Above the screen is a 0.3-megapixel front-facing camera for video chats and snapping profile shots. Below the display are four capacitive buttons, the first three being symbols for standard Android functions (Menu, Home, Back). The fourth uses the traditional "g" letter indicating it launches T-Mobile’s Genius voice command feature.
The MyTouch Q’s left side holds its Micro-USB port and tiny volume buttons while on top of the phone are a power key and 3.5mm headphone jack. Located on the right edge is a dedicated camera button, something the previous MyTouch Q lacked, but it doesn’t wake the phone if its in sleep mode.

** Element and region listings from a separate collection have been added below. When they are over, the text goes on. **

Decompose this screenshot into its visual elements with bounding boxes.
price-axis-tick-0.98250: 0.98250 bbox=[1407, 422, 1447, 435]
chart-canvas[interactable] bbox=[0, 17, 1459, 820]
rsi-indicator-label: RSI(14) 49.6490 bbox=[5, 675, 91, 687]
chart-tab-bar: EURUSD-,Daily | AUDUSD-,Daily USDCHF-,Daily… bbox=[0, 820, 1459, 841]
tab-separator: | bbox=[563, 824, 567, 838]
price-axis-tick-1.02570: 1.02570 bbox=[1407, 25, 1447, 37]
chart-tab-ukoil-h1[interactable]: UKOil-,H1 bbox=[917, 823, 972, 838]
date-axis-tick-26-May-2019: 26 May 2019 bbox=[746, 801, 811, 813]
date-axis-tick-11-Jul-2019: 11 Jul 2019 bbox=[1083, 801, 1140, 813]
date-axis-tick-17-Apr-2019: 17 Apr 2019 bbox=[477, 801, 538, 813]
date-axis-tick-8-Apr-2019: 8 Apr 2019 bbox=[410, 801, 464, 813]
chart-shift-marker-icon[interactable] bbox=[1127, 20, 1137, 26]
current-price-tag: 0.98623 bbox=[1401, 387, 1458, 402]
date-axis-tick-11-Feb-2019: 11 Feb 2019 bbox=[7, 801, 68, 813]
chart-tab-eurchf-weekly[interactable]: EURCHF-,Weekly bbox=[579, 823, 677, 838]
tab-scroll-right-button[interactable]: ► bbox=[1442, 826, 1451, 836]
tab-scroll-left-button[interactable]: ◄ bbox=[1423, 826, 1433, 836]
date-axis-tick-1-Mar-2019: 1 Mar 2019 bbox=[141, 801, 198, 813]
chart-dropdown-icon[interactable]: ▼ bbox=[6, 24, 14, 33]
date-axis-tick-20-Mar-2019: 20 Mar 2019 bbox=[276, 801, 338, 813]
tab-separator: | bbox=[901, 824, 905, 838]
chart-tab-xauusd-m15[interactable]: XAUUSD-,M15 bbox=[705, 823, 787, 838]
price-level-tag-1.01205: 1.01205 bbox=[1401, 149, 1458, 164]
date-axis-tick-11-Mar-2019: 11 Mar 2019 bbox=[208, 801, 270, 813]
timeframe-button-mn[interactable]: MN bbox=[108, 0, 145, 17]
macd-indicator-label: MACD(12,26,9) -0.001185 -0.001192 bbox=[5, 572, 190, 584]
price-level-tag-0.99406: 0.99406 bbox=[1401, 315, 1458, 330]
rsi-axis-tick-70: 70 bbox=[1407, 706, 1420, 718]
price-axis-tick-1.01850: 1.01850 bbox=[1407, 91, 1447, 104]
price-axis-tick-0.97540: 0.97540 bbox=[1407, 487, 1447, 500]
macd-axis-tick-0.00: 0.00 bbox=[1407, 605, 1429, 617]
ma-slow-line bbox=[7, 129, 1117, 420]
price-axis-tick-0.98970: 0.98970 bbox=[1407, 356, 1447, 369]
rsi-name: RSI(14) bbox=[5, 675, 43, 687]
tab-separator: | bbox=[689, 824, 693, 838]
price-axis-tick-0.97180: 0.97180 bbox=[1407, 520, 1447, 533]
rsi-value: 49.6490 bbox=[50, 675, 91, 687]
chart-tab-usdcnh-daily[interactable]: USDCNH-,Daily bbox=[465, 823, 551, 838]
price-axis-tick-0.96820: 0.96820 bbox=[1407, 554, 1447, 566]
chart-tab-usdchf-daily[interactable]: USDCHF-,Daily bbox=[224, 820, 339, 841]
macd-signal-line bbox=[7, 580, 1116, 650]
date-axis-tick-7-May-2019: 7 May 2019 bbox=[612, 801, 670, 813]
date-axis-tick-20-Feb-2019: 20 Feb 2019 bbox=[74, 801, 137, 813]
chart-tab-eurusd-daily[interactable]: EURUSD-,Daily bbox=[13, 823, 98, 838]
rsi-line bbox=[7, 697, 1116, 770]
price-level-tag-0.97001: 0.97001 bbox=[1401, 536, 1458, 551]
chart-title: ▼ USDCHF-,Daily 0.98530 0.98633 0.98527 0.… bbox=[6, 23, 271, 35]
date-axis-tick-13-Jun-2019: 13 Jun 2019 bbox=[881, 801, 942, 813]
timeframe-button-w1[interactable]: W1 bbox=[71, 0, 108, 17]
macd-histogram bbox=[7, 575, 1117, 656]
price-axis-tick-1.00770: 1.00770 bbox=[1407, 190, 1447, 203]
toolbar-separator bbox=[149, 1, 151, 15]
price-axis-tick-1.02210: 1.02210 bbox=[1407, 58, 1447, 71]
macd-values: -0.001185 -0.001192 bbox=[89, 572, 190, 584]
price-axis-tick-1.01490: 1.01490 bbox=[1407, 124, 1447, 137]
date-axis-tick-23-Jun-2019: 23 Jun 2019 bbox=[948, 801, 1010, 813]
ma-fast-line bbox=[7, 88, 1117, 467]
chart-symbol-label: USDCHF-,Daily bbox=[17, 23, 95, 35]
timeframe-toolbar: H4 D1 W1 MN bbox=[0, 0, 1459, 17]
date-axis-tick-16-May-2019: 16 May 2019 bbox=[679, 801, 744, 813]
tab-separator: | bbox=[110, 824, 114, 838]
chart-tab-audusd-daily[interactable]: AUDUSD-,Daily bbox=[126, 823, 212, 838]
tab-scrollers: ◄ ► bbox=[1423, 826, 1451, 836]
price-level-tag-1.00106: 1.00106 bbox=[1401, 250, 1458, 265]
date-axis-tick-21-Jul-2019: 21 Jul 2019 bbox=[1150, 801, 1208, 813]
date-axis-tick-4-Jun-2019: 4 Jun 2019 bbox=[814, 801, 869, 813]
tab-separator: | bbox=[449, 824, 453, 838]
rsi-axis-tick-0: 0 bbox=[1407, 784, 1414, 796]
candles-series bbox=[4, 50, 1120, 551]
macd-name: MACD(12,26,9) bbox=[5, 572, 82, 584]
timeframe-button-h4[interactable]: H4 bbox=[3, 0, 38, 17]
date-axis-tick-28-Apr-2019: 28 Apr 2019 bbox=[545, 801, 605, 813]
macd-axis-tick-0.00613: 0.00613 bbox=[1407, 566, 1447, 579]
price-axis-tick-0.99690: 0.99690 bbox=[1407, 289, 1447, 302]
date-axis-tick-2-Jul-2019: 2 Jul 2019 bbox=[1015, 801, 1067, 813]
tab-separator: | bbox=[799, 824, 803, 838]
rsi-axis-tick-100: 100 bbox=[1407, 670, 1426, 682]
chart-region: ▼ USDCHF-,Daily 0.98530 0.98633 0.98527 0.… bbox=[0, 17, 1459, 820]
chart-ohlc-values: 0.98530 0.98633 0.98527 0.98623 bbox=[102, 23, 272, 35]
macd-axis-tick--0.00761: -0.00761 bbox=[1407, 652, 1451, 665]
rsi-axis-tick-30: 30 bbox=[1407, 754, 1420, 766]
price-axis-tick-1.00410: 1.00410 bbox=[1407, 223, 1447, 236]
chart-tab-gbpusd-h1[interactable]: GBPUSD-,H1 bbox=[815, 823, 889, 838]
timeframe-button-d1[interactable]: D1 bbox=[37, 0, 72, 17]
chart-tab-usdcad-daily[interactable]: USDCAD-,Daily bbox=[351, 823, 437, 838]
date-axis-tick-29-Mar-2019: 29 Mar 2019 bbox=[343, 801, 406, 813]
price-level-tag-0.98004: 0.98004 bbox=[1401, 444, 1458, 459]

On back is the MyTouch Q's 5-megapixel camera with LED flash along with a speaker grille. Ripping off the phone's back panel uncovers its removable battery, and slots for SIM card, and microSD Card. You can swap microSD Cards in and out without disturbing the battery but not SIM Cards.
To open the T-Mobile MyTouch Q's physical keyboard, just rotate the phone counterclockwise and slide the screen upward. Doing so reveals its four row keyboard that uses rounded oval-shaped keys. Honestly, I’m not a big fan of the keyboard's design since its keys are small and feel stiff. They do provide a satisfying click when pressed though.
Also, while the old MyTouch Q’s key arrangement wasn't great, I prefer it to this new Huawei creation. LG's MyTouch was also four rows tall but measured 12 keys across (as opposed to 10 on the Huawei device) and offered more dedicated shortcut buttons. For instance there are ".com" and "SYM" symbol buttons plus a "Text" key for quickly launching the messaging app, all absent on the Huawei MyTouch Q. Huawei does equip the MyTouch Q with four arrow keys, a feature LG's device lacked.
To really experience how a physical keyboard should be built, check out the Motorola Droid 4 (Verizon), which boasts a full five rows (12 keys across), supple yet snappy gummy keys, a much longer spacebar, and brighter backlighting.
Running the Android 2.3.4 Gingerbread OS, hard-core Android fans will no doubt be disapointed the MyTouch Q doesn't come with Google's latest version, Android 4.1 Jelly Bean, let alone Ice Cream Sandwich (version 4.0). Of course, I can’t fault the older software in a basic, budget Android handset such as this.
The phone does offer all the staple Android capabilities, including Gmail, Google Maps, and access to the more than 700,000 apps, plus movies and books, available for download from the Android Market. The handset can tackle personal and corporate e-mail accounts too, along with the usual text-messaging tasks and GPS navigation. Multimedia is handled through the onboard Google Play Music and Play Movies apps.
A shortcut bar at the bottom of the screen displays the usual icons for phone, text messaging, browser, e-mail, and applications. Unlike its LG predecessor, you can swap out all except for apps and phone for other shortcuts. You can’t however create folders on the any of the phone’s five home screens.